In Princeton, three bins: trash, recycling and compost
December 28, 2012By John Weber
There's an old saying that one man's trash is another man's treasure. In Princeton, New Jersey however, environmentally conscious residents have found that everyone's trash is something of a treasure.
Some 430 Princeton residents have been able to sharply reduce their trash output thanks to a two-year-old food waste recycling program. It's the fist one of its kind in the state and the region. Residents pay a monthly fee of $15 and have their compostable food waste picked up from a special bucket separate from their household trash and recycling. Princeton recycling coordinator Janet Pellichero says that composting is a "no brainer."
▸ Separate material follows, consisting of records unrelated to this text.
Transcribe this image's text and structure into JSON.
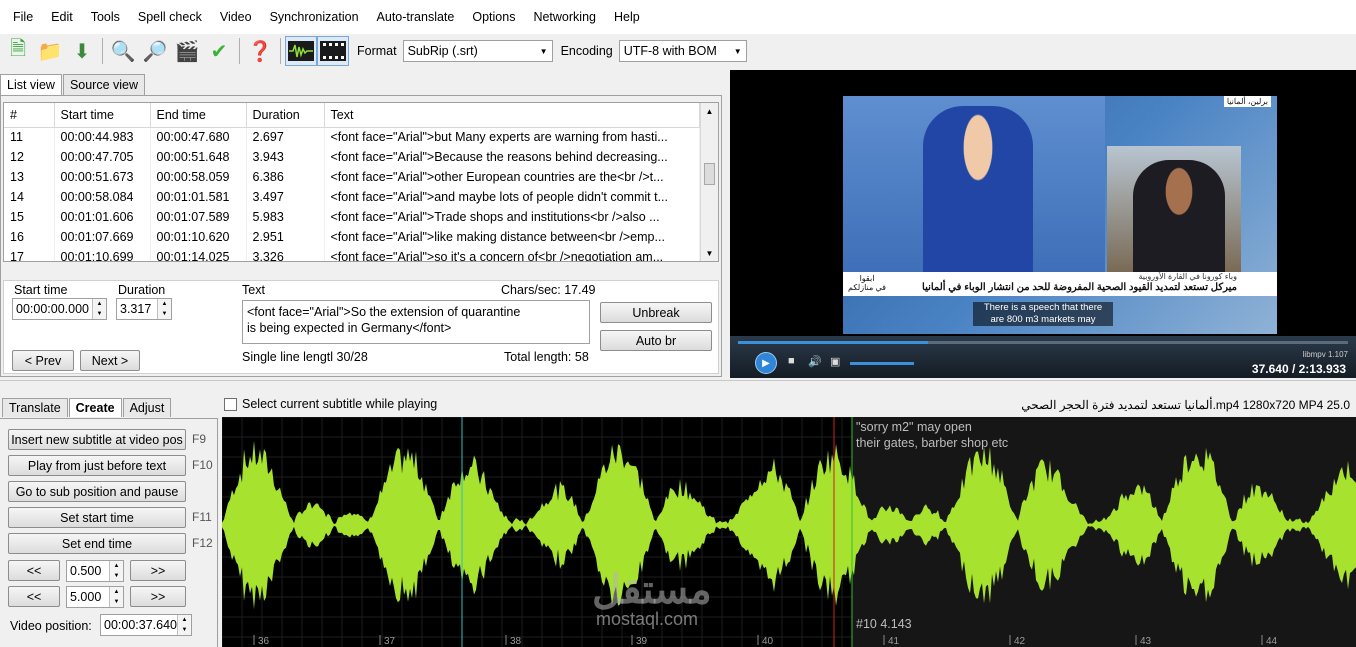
{
  "menu": [
    "File",
    "Edit",
    "Tools",
    "Spell check",
    "Video",
    "Synchronization",
    "Auto-translate",
    "Options",
    "Networking",
    "Help"
  ],
  "toolbar": {
    "format_label": "Format",
    "format_value": "SubRip (.srt)",
    "encoding_label": "Encoding",
    "encoding_value": "UTF-8 with BOM"
  },
  "view_tabs": [
    "List view",
    "Source view"
  ],
  "grid": {
    "headers": [
      "#",
      "Start time",
      "End time",
      "Duration",
      "Text"
    ],
    "rows": [
      [
        "11",
        "00:00:44.983",
        "00:00:47.680",
        "2.697",
        "<font face=\"Arial\">but Many experts are warning from hasti..."
      ],
      [
        "12",
        "00:00:47.705",
        "00:00:51.648",
        "3.943",
        "<font face=\"Arial\">Because the reasons behind decreasing..."
      ],
      [
        "13",
        "00:00:51.673",
        "00:00:58.059",
        "6.386",
        "<font face=\"Arial\">other European countries are the<br />t..."
      ],
      [
        "14",
        "00:00:58.084",
        "00:01:01.581",
        "3.497",
        "<font face=\"Arial\">and maybe lots of people didn't commit t..."
      ],
      [
        "15",
        "00:01:01.606",
        "00:01:07.589",
        "5.983",
        "<font face=\"Arial\">Trade shops and institutions<br />also ..."
      ],
      [
        "16",
        "00:01:07.669",
        "00:01:10.620",
        "2.951",
        "<font face=\"Arial\">like making distance between<br />emp..."
      ],
      [
        "17",
        "00:01:10.699",
        "00:01:14.025",
        "3.326",
        "<font face=\"Arial\">so it's a concern of<br />negotiation am..."
      ]
    ]
  },
  "editor": {
    "start_time_label": "Start time",
    "start_time_value": "00:00:00.000",
    "duration_label": "Duration",
    "duration_value": "3.317",
    "text_label": "Text",
    "chars_sec": "Chars/sec: 17.49",
    "text_line1": "<font face=\"Arial\">So the extension of quarantine",
    "text_line2": "is being expected in Germany</font>",
    "unbreak": "Unbreak",
    "auto_br": "Auto br",
    "prev": "< Prev",
    "next": "Next >",
    "single_line": "Single line lengtl 30/28",
    "total_length": "Total length: 58"
  },
  "video": {
    "city": "برلين، ألمانيا",
    "ticker_small": "وباء كورونا في القارة الأوروبية",
    "ticker_main": "ميركل تستعد لتمديد القيود الصحية المفروضة للحد من انتشار الوباء في ألمانيا",
    "logo_line1": "ابقوا",
    "logo_line2": "في منازلكم",
    "subtitle_line1": "There is a speech that there",
    "subtitle_line2": "are 800 m3 markets may",
    "player": "libmpv 1.107",
    "time": "37.640 / 2:13.933"
  },
  "bottom_tabs": [
    "Translate",
    "Create",
    "Adjust"
  ],
  "create": {
    "insert_new": "Insert new subtitle at video pos",
    "insert_key": "F9",
    "play_before": "Play from just before text",
    "play_key": "F10",
    "goto_sub": "Go to sub position and pause",
    "set_start": "Set start time",
    "set_start_key": "F11",
    "set_end": "Set end time",
    "set_end_key": "F12",
    "back": "<<",
    "forward": ">>",
    "step1": "0.500",
    "step2": "5.000",
    "video_pos_label": "Video position:",
    "video_pos_value": "00:00:37.640"
  },
  "waveform": {
    "select_current": "Select current subtitle while playing",
    "file_info": "ألمانيا تستعد لتمديد فترة الحجر الصحي.mp4 1280x720 MP4 25.0",
    "sub_line1": "\"sorry m2\" may open",
    "sub_line2": "their gates, barber shop etc",
    "sub_index": "#10  4.143",
    "ticks": [
      "36",
      "37",
      "38",
      "39",
      "40",
      "41",
      "42",
      "43",
      "44"
    ],
    "watermark": "مستقل",
    "watermark_url": "mostaql.com",
    "wave_color": "#a6e22e"
  }
}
"It's a very environmentally friendly town. Princeton is incredibly environmentally friendly, they are very aware of environmental issues and sustainable issues, so given that component, it was very easy to get the program rolling," said Pellichero.
For residents, the food waste is picked up curbside from their homes by Premier Food Waste Recycling and brought to the Wilmington Organic Recycling Center in Delaware. Nelson Widell, a partner in Peninsula Compost Company, says this is where the food waste is turned into compost.
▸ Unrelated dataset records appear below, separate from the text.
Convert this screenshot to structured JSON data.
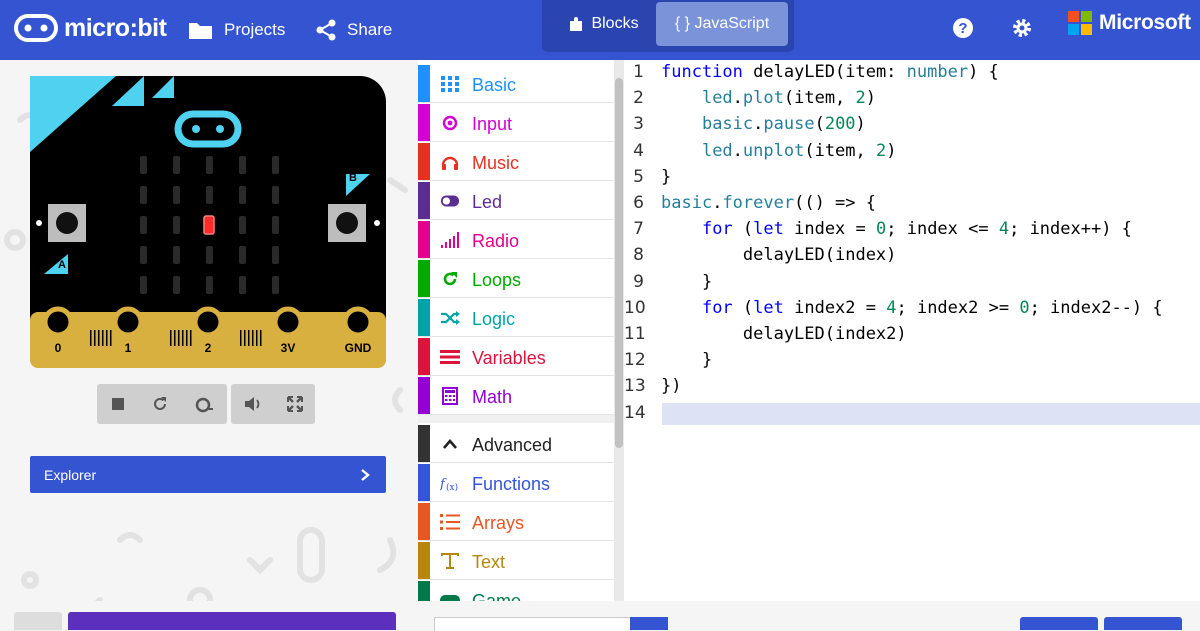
{
  "header": {
    "logo_text": "micro:bit",
    "projects_label": "Projects",
    "share_label": "Share",
    "blocks_label": "Blocks",
    "javascript_label": "{ } JavaScript",
    "help_icon": "help-icon",
    "settings_icon": "gear-icon",
    "microsoft_label": "Microsoft",
    "accent": "#3454d1"
  },
  "simulator": {
    "pins": [
      "0",
      "1",
      "2",
      "3V",
      "GND"
    ],
    "button_a": "A",
    "button_b": "B",
    "lit_led": "row 3, col 3",
    "controls": [
      "stop-icon",
      "restart-icon",
      "slow-mo-icon",
      "mute-icon",
      "fullscreen-icon"
    ]
  },
  "explorer": {
    "label": "Explorer"
  },
  "toolbox": {
    "items": [
      {
        "label": "Basic",
        "color": "#1e90ff"
      },
      {
        "label": "Input",
        "color": "#d400d4"
      },
      {
        "label": "Music",
        "color": "#e63022"
      },
      {
        "label": "Led",
        "color": "#5c2d91"
      },
      {
        "label": "Radio",
        "color": "#e3008c"
      },
      {
        "label": "Loops",
        "color": "#00aa00"
      },
      {
        "label": "Logic",
        "color": "#00a4a6"
      },
      {
        "label": "Variables",
        "color": "#dc143c"
      },
      {
        "label": "Math",
        "color": "#9400d3"
      }
    ],
    "advanced_label": "Advanced",
    "advanced_items": [
      {
        "label": "Functions",
        "color": "#3455db"
      },
      {
        "label": "Arrays",
        "color": "#e65722"
      },
      {
        "label": "Text",
        "color": "#b8860b"
      },
      {
        "label": "Game",
        "color": "#007a4b"
      }
    ]
  },
  "code": {
    "lines": [
      "function delayLED(item: number) {",
      "    led.plot(item, 2)",
      "    basic.pause(200)",
      "    led.unplot(item, 2)",
      "}",
      "basic.forever(() => {",
      "    for (let index = 0; index <= 4; index++) {",
      "        delayLED(index)",
      "    }",
      "    for (let index2 = 4; index2 >= 0; index2--) {",
      "        delayLED(index2)",
      "    }",
      "})",
      ""
    ],
    "line_numbers": [
      "1",
      "2",
      "3",
      "4",
      "5",
      "6",
      "7",
      "8",
      "9",
      "10",
      "11",
      "12",
      "13",
      "14"
    ]
  }
}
"The facility receives as much as 600 tons per day of food waste, yard waste and wood waste every day, which are the basic ingredients for composting," said Widell. "We process that material over an eight week period and apply modern fermentation techniques to the age old process of composting and turn byproducts of our society into humus which is what makes things grow.
Back in Princeton, residents such as Caroline Hancock give the food recycling program good grades so far.
"It's much easier to use this program than to not to, I find, but its also a moral issue about knowing that the food that's been produced is going back to nature and it's not going to a landfill," said Hancock, "so that makes me happy all the time."
Dan Napoleon, chief of recycling for the Mercer County Improvement Authority, which had recommended Princeton as a test community for the program, says Hancock's comments are typical.
"I tell you, the feedback has been great," said Napoleon. "Once we addressed all the stereotypical questions and concerns, the program began to see a lot of positive movement."
Residents taking part in the program quickly end up putting a lot less in their trash cans. Nelson Widell says that's no surprise. "Here in the United States in particular, food waste represents 15 to 20 percent of what we throw away."
"I noticed the other day," Caroline Hancock said "that my husband probably hadn't emptied the trash bucket for probably two weeks because it wasn't full and it didn't have any smell."
While residential food waste recycling for municipalities is still in it's infancy, officials hope this program will become popular enough to build a composting center in the Central Jersey area thereby eliminating the need to haul the waste to Delaware. That might not be the best of news for businessman Nelson Widell, but it is good news for environmentalist Nelson Widell.
"With their success I think we'll see, not only in New Jersey, but throughout the Mid-Atlantic region an increase in that practice because number one, it's recycling, number two, it's saving money and number three, it's reducing greenhouse gas," he said.